By Narendra Shrestha
I was on the top floor of my five-storey house and planning to take my daughter out since it was a Saturday. Suddenly, I felt the shake and naturally assumed that it was an earthquake. I went to my daughter’s room and positioned her under the door. At first I thought it might be a short quake like last year so we didn’t run. But this time it didn’t stop. All our belongings started falling from the rack and I could feel my house shaking left to right and right to left. My daughter started crying and I prayed to God for it to stop. “Please Stop!” But it didn’t. Left-right, right-left. It lasted 57 seconds, but was the hardest time of my life to pass.
After it stopped, I went to the rooftop with my daughter. There lay before us the surprising scene of the Kathmandu Valley. From the dust everywhere I assumed the density of this earthquake. I went for my camera to capture that view.
Later, my wife came to the roof to look after our daughter. In the streets people were panicking, running, some of them without clothes; army personnel and police were running, children were crying, and people were injured.
Almost about 100 meters from my home there was a construction site where almost 40 workers were trapped when the old houses next to the site had collapsed on them. They were trying to free themselves from the rubble as others rushed to rescue them.

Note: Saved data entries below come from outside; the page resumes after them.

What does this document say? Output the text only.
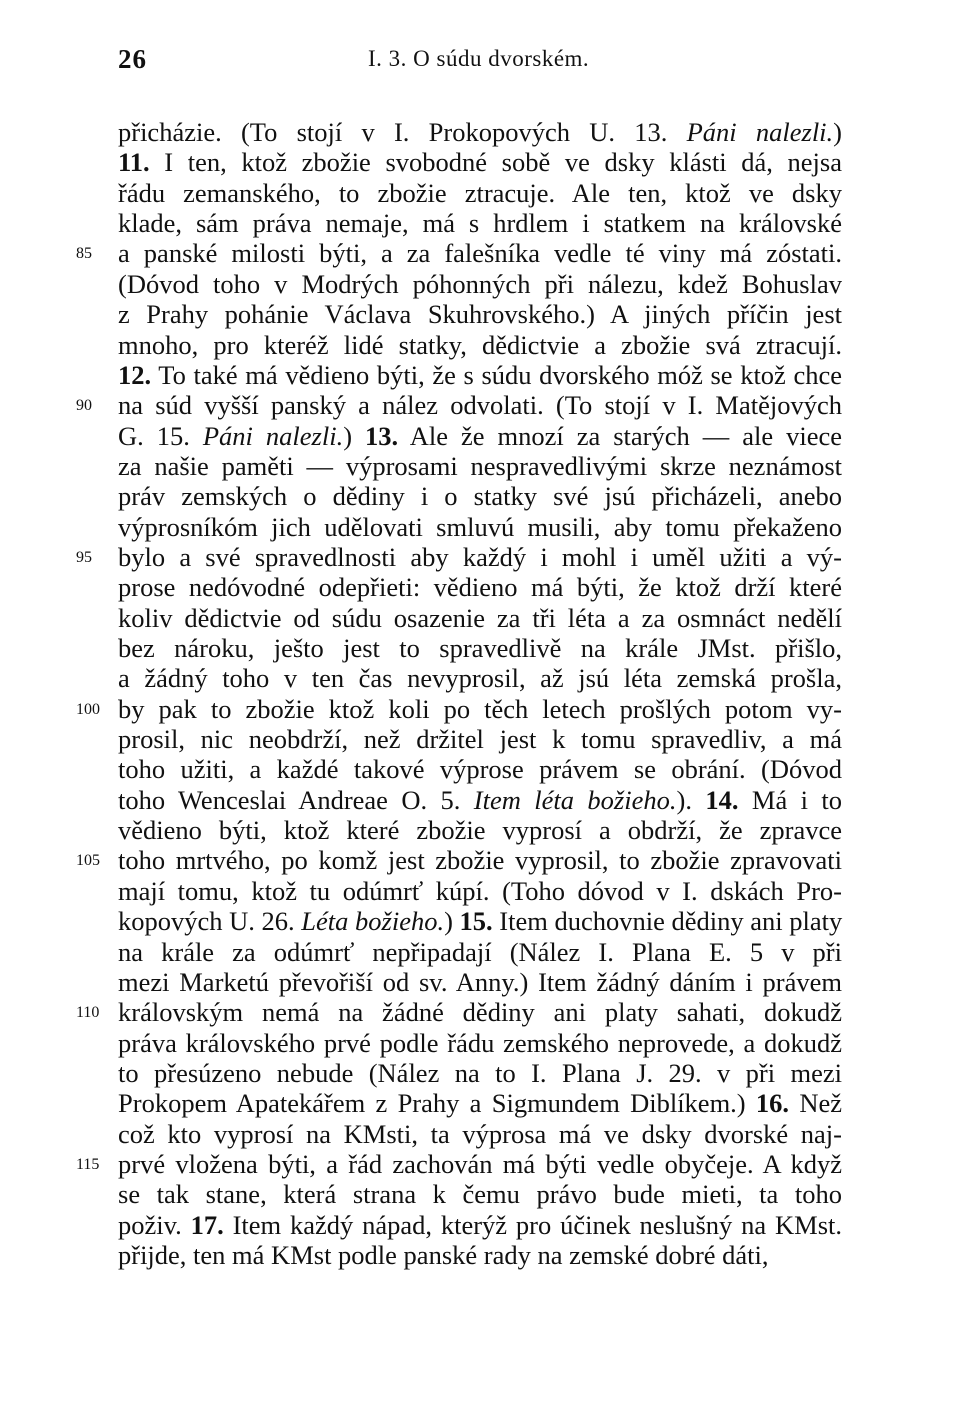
26	I. 3. O súdu dvorském.
přicházie. (To stojí v I. Prokopových U. 13. Páni nalezli.)
11. I ten, ktož zbožie svobodné sobě ve dsky klásti dá, nejsa
řádu zemanského, to zbožie ztracuje. Ale ten, ktož ve dsky
klade, sám práva nemaje, má s hrdlem i statkem na královské
a panské milosti býti, a za falešníka vedle té viny má zóstati.
(Dóvod toho v Modrých póhonných při nálezu, kdež Bohuslav
z Prahy pohánie Václava Skuhrovského.) A jiných příčin jest
mnoho, pro kteréž lidé statky, dědictvie a zbožie svá ztracují.
12. To také má vědieno býti, že s súdu dvorského móž se ktož chce
na súd vyšší panský a nález odvolati. (To stojí v I. Matějových
G. 15. Páni nalezli.) 13. Ale že mnozí za starých — ale viece
za našie paměti — výprosami nespravedlivými skrze neznámost
práv zemských o dědiny i o statky své jsú přicházeli, anebo
výprosníkóm jich udělovati smluvú musili, aby tomu překaženo
bylo a své spravedlnosti aby každý i mohl i uměl užiti a vý-
prose nedóvodné odepřieti: vědieno má býti, že ktož drží které
koliv dědictvie od súdu osazenie za tři léta a za osmnáct nedělí
bez nároku, ješto jest to spravedlivě na krále JMst. přišlo,
a žádný toho v ten čas nevyprosil, až jsú léta zemská prošla,
by pak to zbožie ktož koli po těch letech prošlých potom vy-
prosil, nic neobdrží, než držitel jest k tomu spravedliv, a má
toho užiti, a každé takové výprose právem se obrání. (Dóvod
toho Wenceslai Andreae O. 5. Item léta božieho.). 14. Má i to
vědieno býti, ktož které zbožie vyprosí a obdrží, že zpravce
toho mrtvého, po komž jest zbožie vyprosil, to zbožie zpravovati
mají tomu, ktož tu odúmrť kúpí. (Toho dóvod v I. dskách Pro-
kopových U. 26. Léta božieho.) 15. Item duchovnie dědiny ani platy
na krále za odúmrť nepřipadají (Nález I. Plana E. 5 v při
mezi Marketú převořiší od sv. Anny.) Item žádný dáním i právem
královským nemá na žádné dědiny ani platy sahati, dokudž
práva královského prvé podle řádu zemského neprovede, a dokudž
to přesúzeno nebude (Nález na to I. Plana J. 29. v při mezi
Prokopem Apatekářem z Prahy a Sigmundem Diblíkem.) 16. Než
což kto vyprosí na KMsti, ta výprosa má ve dsky dvorské naj-
prvé vložena býti, a řád zachován má býti vedle obyčeje. A když
se tak stane, která strana k čemu právo bude mieti, ta toho
poživ. 17. Item každý nápad, kterýž pro účinek neslušný na KMst.
přijde, ten má KMst podle panské rady na zemské dobré dáti,
85
90
95
100
105
110
115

At another site a seven-storey tourist guest house had collapsed. I saw a man injured and bleeding. Local youths were trying to rescue him from the rubble. It was a catastrophic scene, something I had only seen in photos and movies, but for the first time in my life I was witnessing and photographing it live. At one point as I held my camera, I was unable to take more images.
I regained my composure when I saw an old lady lying on the ground and a young girl crying “Ba Ba ..” (father). Suddenly my thoughts turned to my daughter and I ran towards my home to find her safe with other family members. She was frightened and crying, asking for me “Where is Ba Ba?” When she saw me, she ran towards me, holding tightly onto me. I tried to calm her and stayed with her for almost 30 minutes. My younger brother arrived with news about the city; our historical monuments had collapsed. Hearing that, my daughter held me even tighter. I tried to withdraw her hand from mine but she wouldn’t let go. For the first time I disliked my job because it meant I had to leave when she needed me the most.
The aftershocks could be felt day and night. Everyone took shelter on the roads, fields and grounds. No one dared to enter their houses but I had to get in to file pictures since cable internet was only working and available at home. Till today [8th May, 2015], 157 aftershocks have been registered. People still get alarmed with the aftershocks.
From the next day, I travelled around Kathmandu valley. Seeing all the collapsed monuments and heritage sites made me sad, as these are the places I grew up with. After a few days, I flew to the most affected villages in Sindhupalchowk and Gorkha district. The sight made me feel that the nation had turned into a refugee camp. All the houses had collapsed and colorful tents could be seen on the ground.
Supportors and aide organisations from different countries have arrived in Kathmandu and started rescuing and providing their services.
After a week, I was glad to find Kaaji Bogati, the first person I had photographed on the day of the earthquake. Kaaji, a construction worker rescued from the rubble, was in hospital with his wife. He had broken his rib and was waiting for surgery.
Another worker who was rescued after almost being buried alive was Bishnu Khadka [shown in the very first photograph of this post]; his condition is still critical and he is on a ventilator at ICU in Teaching Hospital in Kathmandu.
Now, after 13 days, life in Kathmandu slowly returns to normalcy. I received a message on my phone stating that the official death toll now stood at 7,802. Some 6,088 people are still in hospital while another 15,911 sustained injuries. The number of disappeared persons is 322 and damaged houses 288,798. Tomorrow is Saturday again and I would like to plan a fun day for my daughter but she says she gets scared when she hears the word ‘SATURDAY.’
N.B. Just days before the earthquake hit Nepal, Narendra Shrestha had been working on a feature package about the Muktinath Temple in Nepal’s Mustang district: http://www.epa.eu/feature-packages/archive/2015/muktinath-temple
According to reports, the tremors did not cause damage to the Temple site.